Method of manufacturing grain-oriented electrical steel sheet
Abstract
Hot rolling is performed on a steel with a predetermined composition containing Ti: 0.0020 mass % to 0.010 mass % and/or Cu: 0.010 mass % to 0.50 mass % to obtain a hot-rolled steel sheet. Annealing is performed on the hot-rolled steel sheet to obtain an annealed steel sheet. Cold rolling is performed on the annealed steel sheet to obtain a cold-rolled steel sheet. Decarburization annealing is performed on the cold-rolled steel sheet at a temperature of 800° C. to 950° C. to obtain a decarburization annealed steel sheet. Then, nitridation treatment is performed on the decarburization annealed steel sheet at 700° C. to 850° C. to obtain a nitrided steel sheet. Finish annealing is performed on the nitrided steel sheet.
Claims
exact text as granted — not AI-modified1 . A method of manufacturing a grain-oriented electrical steel sheet, comprising:
performing hot rolling of a steel containing Si: 2.5 mass % to 4.0 mass %, C, 0.01 mass % to 0.060 mass %, Mn: 0.05 mass % to 0.20 mass %, acid-soluble Al: 0.020 mass % to 0.040 mass %, N: 0.002 mass % to 0.012 mass %, S: 0.001 mass % to 0.010 mass %, and P: 0.01 mass % to 0.08 mass %, further containing at least one kind selected from a group consisting of Ti: 0.0020 mass % to 0.010 mass % and Cu: 0.010 mass % to 0.50 mass %, and a balance composed of Fe and inevitable impurities, to obtain a hot-rolled steel sheet; performing annealing on the hot-rolled steel sheet to obtain an annealed steel sheet; performing cold rolling on the annealed steel sheet to obtain a cold-rolled steel sheet; performing decarburization annealing on the cold-rolled steel sheet at a temperature of 800° C. to 950° C. to obtain a decarburization annealed steel sheet; then, performing nitridation treatment on the decarburization annealed steel sheet at 700° C. to 850° C. to obtain a nitrided steel sheet; and performing finish annealing on the nitrided steel sheet.
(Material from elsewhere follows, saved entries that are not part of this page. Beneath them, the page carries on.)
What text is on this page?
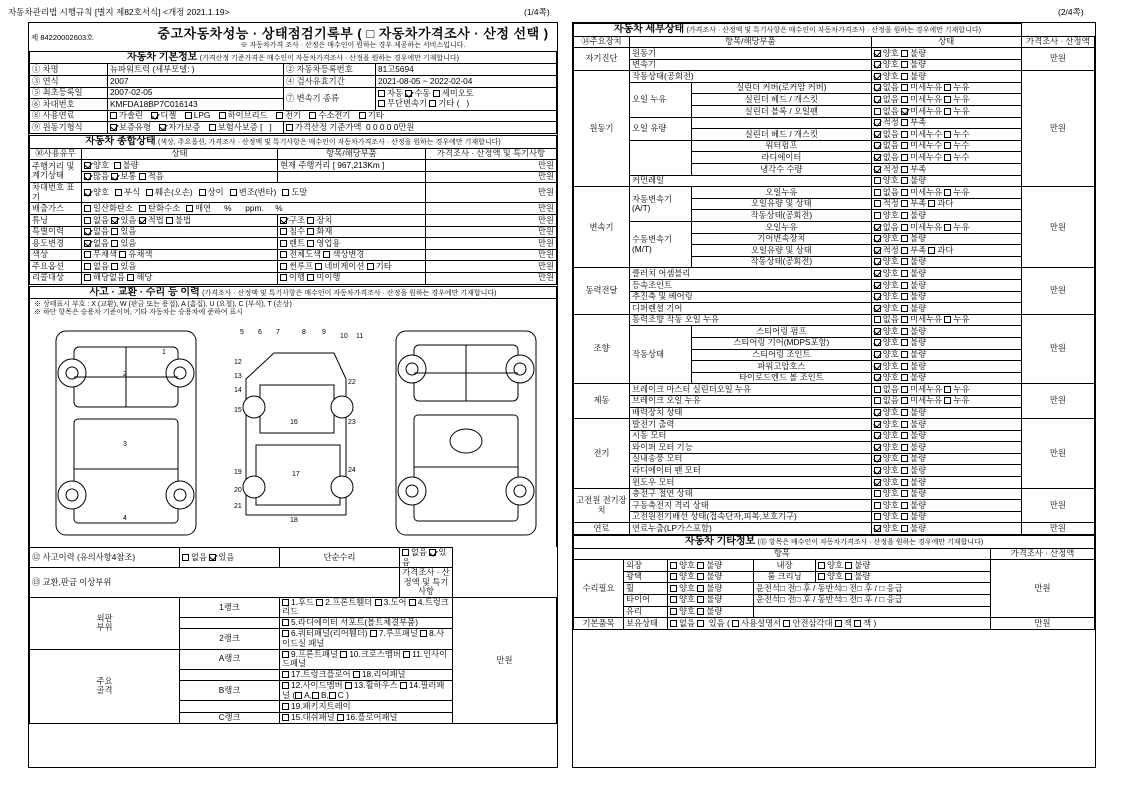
자동차관리법 시행규칙 [별지 제82호서식] <개정 2021.1.19>	(1/4쪽)	(2/4쪽)
제 84220002603호	중고자동차성능 · 상태점검기록부 ( □ 자동차가격조사 · 산정 선택 )
※ 자동차가격 조사 · 산정은 매수인이 원하는 경우 제공하는 서비스입니다.
자동차 기본정보 (가격산정 기준가격은 매수인이 자동차가격조사 · 산정을 원하는 경우에만 기재합니다)			
① 차명	뉴파워트럭 (세부모델: )	② 자동차등록번호	81고5694
③ 연식	2007	④ 검사유효기간	2021-08-05 ~ 2022-02-04
⑤ 최초등록일	2007-02-05	⑦ 변속기 종류	자동 수동 세미오토
무단변속기 기타 (   )

⑥ 차대번호	KMFDA18BP7C016143		
⑧ 사용연료	가솔린 디젤 LPG 하이브리드 전기 수소전기 기타		
⑨ 원동기형식	보증유형 자가보증 보험사보증 [   ]	가격산정 기준가액  0 0 0 0 0만원	
자동차 종합상태 (색상, 주요옵션, 가격조사 · 산정액 및 특기사항은 매수인이 자동차가격조사 · 산정을 원하는 경우에만 기재합니다)			
⑩사용유무	상태	항목/해당부품	가격조사 · 산정액 및 특기사항
주행거리 및 계기상태	양호  불량	현재 주행거리 [ 967,213Km ]	만원
	많음 보통 적음		만원
차대번호 표기	양호 부식 훼손(오손) 상이 변조(변타) 도말		만원
배출가스	일산화탄소 탄화수소 매연   %      ppm.     %		만원
튜닝	없음 있음 적법 불법	구조 장치	만원
특별이력	없음 있음	침수 화재	만원
용도변경	없음 있음	렌트 영업용	만원
색상	무채색 유채색	전체도색 색상변경	만원
주요옵션	없음 있음	썬루프 네비게이션 기타	만원
리콜대상	해당없음 해당	이행 미이행	만원
사고 · 교환 · 수리 등 이력 (가격조사 · 산정액 및 특기사항은 매수인이 자동차가격조사 · 산정을 원하는 경우에만 기재합니다)

※ 상태표시 부호 : X (교환), W (판금 또는 용접), A (흠집), U (요철), C (부식), T (손상)
※ 하단 항목은 승용차 기준이며, 기타 자동차는 승용차에 준하여 표시
1
2
3
4
5 6 7	8 9
10 11
12
13
14
15
16
17
18
19
20
21
22
23
24
⑫ 사고이력 (유의사항4참조)	없음 있음	단순수리	없음 있음	
⑬ 교환,판금 이상부위			가격조사 · 산정액 및 특기사항	
외판
부위	1랭크	1.후드 2.프론트휀더 3.도어 4.트렁크리드		만원
		5.라디에이터 서포트(볼트체결부품)		
	2랭크	6.쿼터패널(리어휀더) 7.루프패널 8.사이드실 패널		
주요
골격	A랭크	9.프론트패널 10.크로스멤버 11.인사이드패널		
		17.트렁크플로어 18.리어패널		
	B랭크	12.사이드멤버 13.휠하우스 14.필러패널 ( A, B, C )		
		19.패키지트레이		
	C랭크	15.대쉬패널 16.플로어패널		
자동차 세부상태 (가격조사 · 산정액 및 특기사항은 매수인이 자동차가격조사 · 산정을 원하는 경우에만 기재합니다)				
⑭주요장치	항목/해당부품		상태	가격조사 · 산정액
자기진단	원동기		양호 불량	만원
	변속기		양호 불량	
원동기	작동상태(공회전)		양호 불량	만원
	오일 누유	실린더 커버(로커암 커버)	없음 미세누유 누유	
		실린더 헤드 / 개스킷	없음 미세누유 누유	
		실린더 블록 / 오일팬	없음 미세누유 누유	
	오일 유량		적정 부족	
		실린더 헤드 / 개스킷	없음 미세누수 누수	
		워터펌프	없음 미세누수 누수	
		라디에이터	없음 미세누수 누수	
		냉각수 수량	적정 부족	
	커먼레일		양호 불량	
변속기	자동변속기 (A/T)	오일누유	없음 미세누유 누유	만원
		오일유량 및 상태	적정 부족 과다	
		작동상태(공회전)	양호 불량	
	수동변속기 (M/T)	오일누유	없음 미세누유 누유	
		기어변속장치	양호 불량	
		오일유량 및 상태	적정 부족 과다	
		작동상태(공회전)	양호 불량	
동력전달	클러치 어셈블리		양호 불량	만원
	등속조인트		양호 불량	
	추진축 및 베어링		양호 불량	
	디퍼렌셜 기어		양호 불량	
조향	동력조향 작동 오일 누유		없음 미세누유 누유	만원
	작동상태	스티어링 펌프	양호 불량	
		스티어링 기어(MDPS포함)	양호 불량	
		스티어링 조인트	양호 불량	
		파워고압호스	양호 불량	
		타이로드엔드 볼 조인트	양호 불량	
제동	브레이크 마스터 실린더오일 누유		없음 미세누유 누유	만원
	브레이크 오일 누유		없음 미세누유 누유	
	배력장치 상태		양호 불량	
전기	발전기 출력		양호 불량	만원
	시동 모터		양호 불량	
	와이퍼 모터 기능		양호 불량	
	실내송풍 모터		양호 불량	
	라디에이터 팬 모터		양호 불량	
	윈도우 모터		양호 불량	
고전원 전기장치	충전구 절연 상태		양호 불량	만원
	구동축전지 격리 상태		양호 불량	
	고전원전기배선 상태(접속단자,피복,보호기구)		양호 불량	
연료	연료누출(LP가스포함)		양호 불량	만원
자동차 기타정보 (⑮ 항목은 매수인이 자동차가격조사 · 산정을 원하는 경우에만 기재합니다)					
항목					가격조사 · 산정액
수리필요	외장	양호 불량	내장	양호 불량	만원
	광택	양호 불량	룸 크리닝	양호 불량	
	휠	양호 불량	운전석□ 전□ 후 / 동반석□ 전□ 후 / □ 응급		
	타이어	양호 불량	운전석□ 전□ 후 / 동반석□ 전□ 후 / □ 응급		
	유리	양호 불량			
기본품목	보유상태	없음  있음 ( 사용설명서 안전삼각대 잭 잭 )			만원
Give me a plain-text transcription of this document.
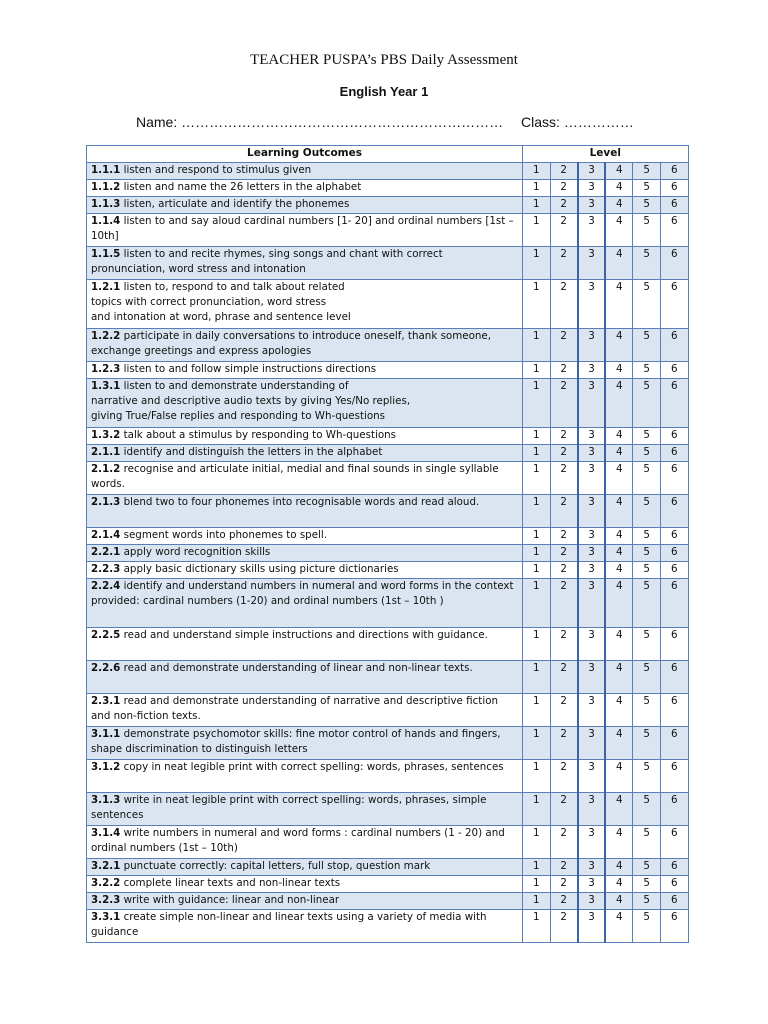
TEACHER PUSPA’s PBS Daily Assessment
English Year 1
Name: …………………………………………………………… Class: ……………
Learning Outcomes	Level					
1.1.1 listen and respond to stimulus given	1	2	3	4	5	6
1.1.2 listen and name the 26 letters in the alphabet	1	2	3	4	5	6
1.1.3 listen, articulate and identify the phonemes	1	2	3	4	5	6
1.1.4 listen to and say aloud cardinal numbers [1- 20] and ordinal numbers [1st – 10th]	1	2	3	4	5	6
1.1.5 listen to and recite rhymes, sing songs and chant with correct pronunciation, word stress and intonation	1	2	3	4	5	6
1.2.1 listen to, respond to and talk about related
topics with correct pronunciation, word stress
and intonation at word, phrase and sentence level	1	2	3	4	5	6
1.2.2 participate in daily conversations to introduce oneself, thank someone, exchange greetings and express apologies	1	2	3	4	5	6
1.2.3 listen to and follow simple instructions directions	1	2	3	4	5	6
1.3.1 listen to and demonstrate understanding of
narrative and descriptive audio texts by giving Yes/No replies,
giving True/False replies and responding to Wh-questions	1	2	3	4	5	6
1.3.2 talk about a stimulus by responding to Wh-questions	1	2	3	4	5	6
2.1.1 identify and distinguish the letters in the alphabet	1	2	3	4	5	6
2.1.2 recognise and articulate initial, medial and final sounds in single syllable words.	1	2	3	4	5	6
2.1.3 blend two to four phonemes into recognisable words and read aloud.	1	2	3	4	5	6
2.1.4 segment words into phonemes to spell.	1	2	3	4	5	6
2.2.1 apply word recognition skills	1	2	3	4	5	6
2.2.3 apply basic dictionary skills using picture dictionaries	1	2	3	4	5	6
2.2.4 identify and understand numbers in numeral and word forms in the context provided: cardinal numbers (1-20) and ordinal numbers (1st – 10th )	1	2	3	4	5	6
2.2.5 read and understand simple instructions and directions with guidance.	1	2	3	4	5	6
2.2.6 read and demonstrate understanding of linear and non-linear texts.	1	2	3	4	5	6
2.3.1 read and demonstrate understanding of narrative and descriptive fiction and non-fiction texts.	1	2	3	4	5	6
3.1.1 demonstrate psychomotor skills: fine motor control of hands and fingers, shape discrimination to distinguish letters	1	2	3	4	5	6
3.1.2 copy in neat legible print with correct spelling: words, phrases, sentences	1	2	3	4	5	6
3.1.3 write in neat legible print with correct spelling: words, phrases, simple sentences	1	2	3	4	5	6
3.1.4 write numbers in numeral and word forms : cardinal numbers (1 - 20) and ordinal numbers (1st – 10th)	1	2	3	4	5	6
3.2.1 punctuate correctly: capital letters, full stop, question mark	1	2	3	4	5	6
3.2.2 complete linear texts and non-linear texts	1	2	3	4	5	6
3.2.3 write with guidance: linear and non-linear	1	2	3	4	5	6
3.3.1 create simple non-linear and linear texts using a variety of media with guidance	1	2	3	4	5	6
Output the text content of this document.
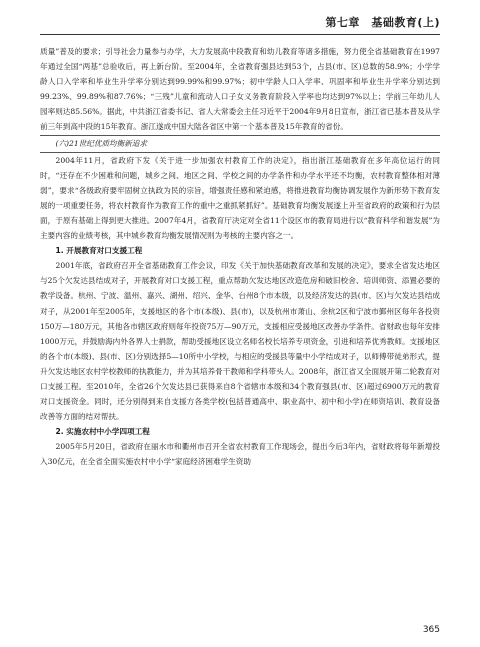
第七章　基础教育(上)

质量”普及的要求；引导社会力量参与办学，大力发展高中段教育和幼儿教育等诸多措施，努力使全省基础教育在1997年通过全国“两基”总验收后，再上新台阶。至2004年，全省教育强县达到53个，占县(市、区)总数的58.9%；小学学龄人口入学率和毕业生升学率分别达到99.99%和99.97%；初中学龄人口入学率、巩固率和毕业生升学率分别达到99.23%、99.89%和87.76%；“三残”儿童和流动人口子女义务教育阶段入学率也均达到97%以上；学前三年幼儿人园率则达85.56%。据此，中共浙江省委书记、省人大常委会主任习近平于2004年9月8日宣布，浙江省已基本普及从学前三年到高中段的15年教育。浙江遂成中国大陆各省区中第一个基本普及15年教育的省份。

(六)21世纪优质均衡新追求

2004年11月，省政府下发《关于进一步加强农村教育工作的决定》，指出浙江基础教育在多年高位运行的同时，“还存在不少困难和问题，城乡之间、地区之间、学校之间的办学条件和办学水平还不均衡，农村教育整体相对薄弱”，要求“各级政府要牢固树立执政为民的宗旨，增强责任感和紧迫感，将推进教育均衡协调发展作为新形势下教育发展的一项重要任务，将农村教育作为教育工作的重中之重抓紧抓好”。基础教育均衡发展遂上升至省政府的政策和行为层面，于原有基础上得到更大推进。2007年4月，省教育厅决定对全省11个设区市的教育局进行以“教育科学和谐发展”为主要内容的业绩考核，其中城乡教育均衡发展情况则为考核的主要内容之一。

1. 开展教育对口支援工程

2001年底，省政府召开全省基础教育工作会议，印发《关于加快基础教育改革和发展的决定》，要求全省发达地区与25个欠发达县结成对子，开展教育对口支援工程，重点帮助欠发达地区改造危房和破旧校舍、培训师资、添置必要的教学设备。杭州、宁波、温州、嘉兴、湖州、绍兴、金华、台州8个市本级，以及经济发达的县(市、区)与欠发达县结成对子，从2001年至2005年，支援地区的各个市(本级)、县(市)，以及杭州市萧山、余杭2区和宁波市鄞州区每年各投资150万—180万元，其他各市辖区政府则每年投资75万—90万元，支援相应受援地区改善办学条件。省财政也每年安排1000万元，并鼓励海内外各界人士捐款，帮助受援地区设立名师名校长培养专项资金，引进和培养优秀教师。支援地区的各个市(本级)、县(市、区)分别选择5—10所中小学校，与相应的受援县等量中小学结成对子，以师傅带徒弟形式，提升欠发达地区农村学校教师的执教能力，并为其培养骨干教师和学科带头人。2008年，浙江省又全面展开第二轮教育对口支援工程。至2010年，全省26个欠发达县已获得来自8个省辖市本级和34个教育强县(市、区)超过6900万元的教育对口支援资金。同时，还分别得到来自支援方各类学校(包括普通高中、职业高中、初中和小学)在师资培训、教育设备改善等方面的结对帮扶。

2. 实施农村中小学四项工程

2005年5月20日，省政府在丽水市和衢州市召开全省农村教育工作现场会，提出今后3年内，省财政将每年新增投入30亿元，在全省全面实施农村中小学“家庭经济困难学生资助

365
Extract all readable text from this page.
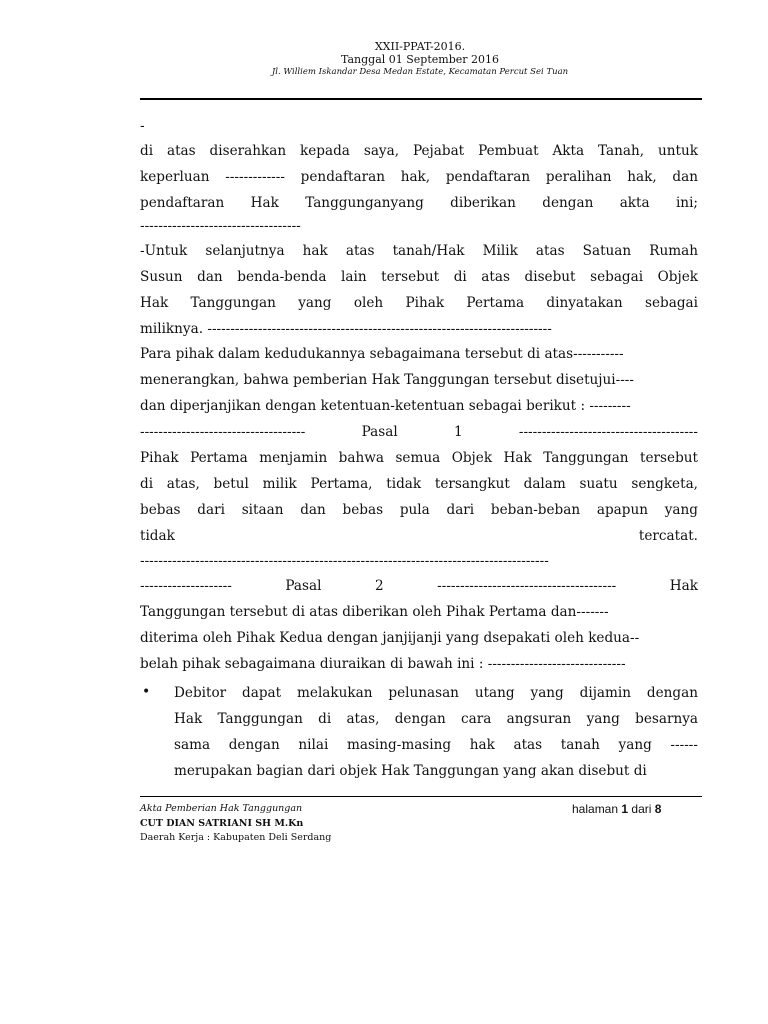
XXII-PPAT-2016.
Tanggal 01 September 2016
Jl. Williem Iskandar Desa Medan Estate, Kecamatan Percut Sei Tuan
-
di atas diserahkan kepada saya, Pejabat Pembuat Akta Tanah, untuk
keperluan ------------- pendaftaran hak, pendaftaran peralihan hak, dan
pendaftaran Hak Tanggunganyang diberikan dengan akta ini;
-----------------------------------
-Untuk selanjutnya hak atas tanah/Hak Milik atas Satuan Rumah
Susun dan benda-benda lain tersebut di atas disebut sebagai Objek
Hak Tanggungan yang oleh Pihak Pertama dinyatakan sebagai
miliknya. ---------------------------------------------------------------------------
Para pihak dalam kedudukannya sebagaimana tersebut di atas-----------
menerangkan, bahwa pemberian Hak Tanggungan tersebut disetujui----
dan diperjanjikan dengan ketentuan-ketentuan sebagai berikut : ---------
------------------------------------ Pasal 1 ---------------------------------------
Pihak Pertama menjamin bahwa semua Objek Hak Tanggungan tersebut
di atas, betul milik Pertama, tidak tersangkut dalam suatu sengketa,
bebas dari sitaan dan bebas pula dari beban-beban apapun yang
tidak	tercatat.
-----------------------------------------------------------------------------------------
-------------------- Pasal 2 --------------------------------------- Hak
Tanggungan tersebut di atas diberikan oleh Pihak Pertama dan-------
diterima oleh Pihak Kedua dengan janjijanji yang dsepakati oleh kedua--
belah pihak sebagaimana diuraikan di bawah ini : ------------------------------
• Debitor dapat melakukan pelunasan utang yang dijamin dengan
Hak Tanggungan di atas, dengan cara angsuran yang besarnya
sama dengan nilai masing-masing hak atas tanah yang ------
merupakan bagian dari objek Hak Tanggungan yang akan disebut di
Akta Pemberian Hak Tanggungan	halaman 1 dari 8
CUT DIAN SATRIANI SH M.Kn
Daerah Kerja : Kabupaten Deli Serdang
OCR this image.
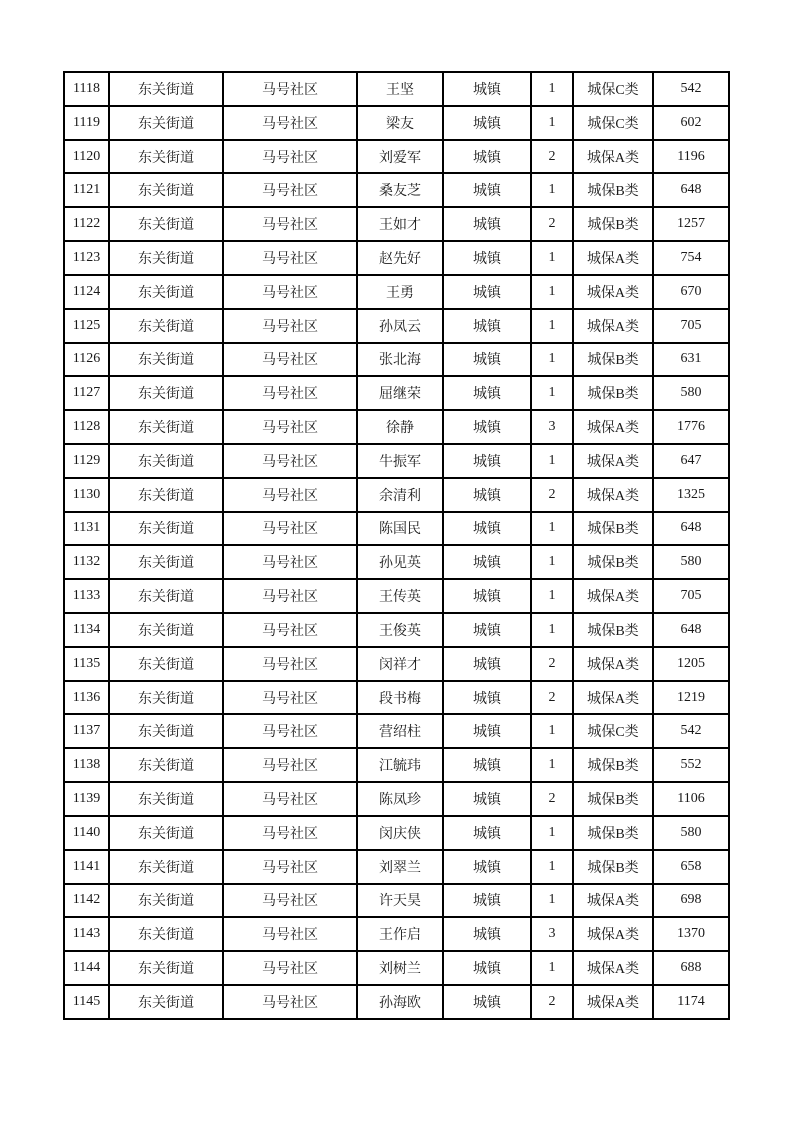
1118	东关街道	马号社区	王坚	城镇	1	城保C类	542
1119	东关街道	马号社区	梁友	城镇	1	城保C类	602
1120	东关街道	马号社区	刘爱军	城镇	2	城保A类	1196
1121	东关街道	马号社区	桑友芝	城镇	1	城保B类	648
1122	东关街道	马号社区	王如才	城镇	2	城保B类	1257
1123	东关街道	马号社区	赵先好	城镇	1	城保A类	754
1124	东关街道	马号社区	王勇	城镇	1	城保A类	670
1125	东关街道	马号社区	孙凤云	城镇	1	城保A类	705
1126	东关街道	马号社区	张北海	城镇	1	城保B类	631
1127	东关街道	马号社区	屈继荣	城镇	1	城保B类	580
1128	东关街道	马号社区	徐静	城镇	3	城保A类	1776
1129	东关街道	马号社区	牛振军	城镇	1	城保A类	647
1130	东关街道	马号社区	余清利	城镇	2	城保A类	1325
1131	东关街道	马号社区	陈国民	城镇	1	城保B类	648
1132	东关街道	马号社区	孙见英	城镇	1	城保B类	580
1133	东关街道	马号社区	王传英	城镇	1	城保A类	705
1134	东关街道	马号社区	王俊英	城镇	1	城保B类	648
1135	东关街道	马号社区	闵祥才	城镇	2	城保A类	1205
1136	东关街道	马号社区	段书梅	城镇	2	城保A类	1219
1137	东关街道	马号社区	营绍柱	城镇	1	城保C类	542
1138	东关街道	马号社区	江毓玮	城镇	1	城保B类	552
1139	东关街道	马号社区	陈凤珍	城镇	2	城保B类	1106
1140	东关街道	马号社区	闵庆侠	城镇	1	城保B类	580
1141	东关街道	马号社区	刘翠兰	城镇	1	城保B类	658
1142	东关街道	马号社区	许天昊	城镇	1	城保A类	698
1143	东关街道	马号社区	王作启	城镇	3	城保A类	1370
1144	东关街道	马号社区	刘树兰	城镇	1	城保A类	688
1145	东关街道	马号社区	孙海欧	城镇	2	城保A类	1174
2 . The method of manufacturing a grain-oriented electrical steel sheet according to claim 1 , wherein the hot rolling on the steel is performed after heating the steel to a temperature of 1250° C. or lower.
3 . The method of manufacturing a grain-oriented electrical steel sheet according to claim 1 , wherein the steel further contains at least one kind selected from a group consisting of Cr: 0.010 mass % to 0.20 mass %, Sn: 0.010 mass % to 0.20 mass %, Sb: 0.010 mass % to 0.20 mass %, Ni: 0.010 mass % to 0.20 mass %, Se: 0.005 mass % to 0.02 mass %, Bi: 0.005 mass % to 0.02 mass %, Pb: 0.005 mass % to 0.02 mass %, B: 0.005 mass % to 0.02 mass %, V: 0.005 mass % to 0.02 mass %, Mo: 0.005 mass % to 0.02 mass %, and As: 0.005 mass % to 0.02 mass %.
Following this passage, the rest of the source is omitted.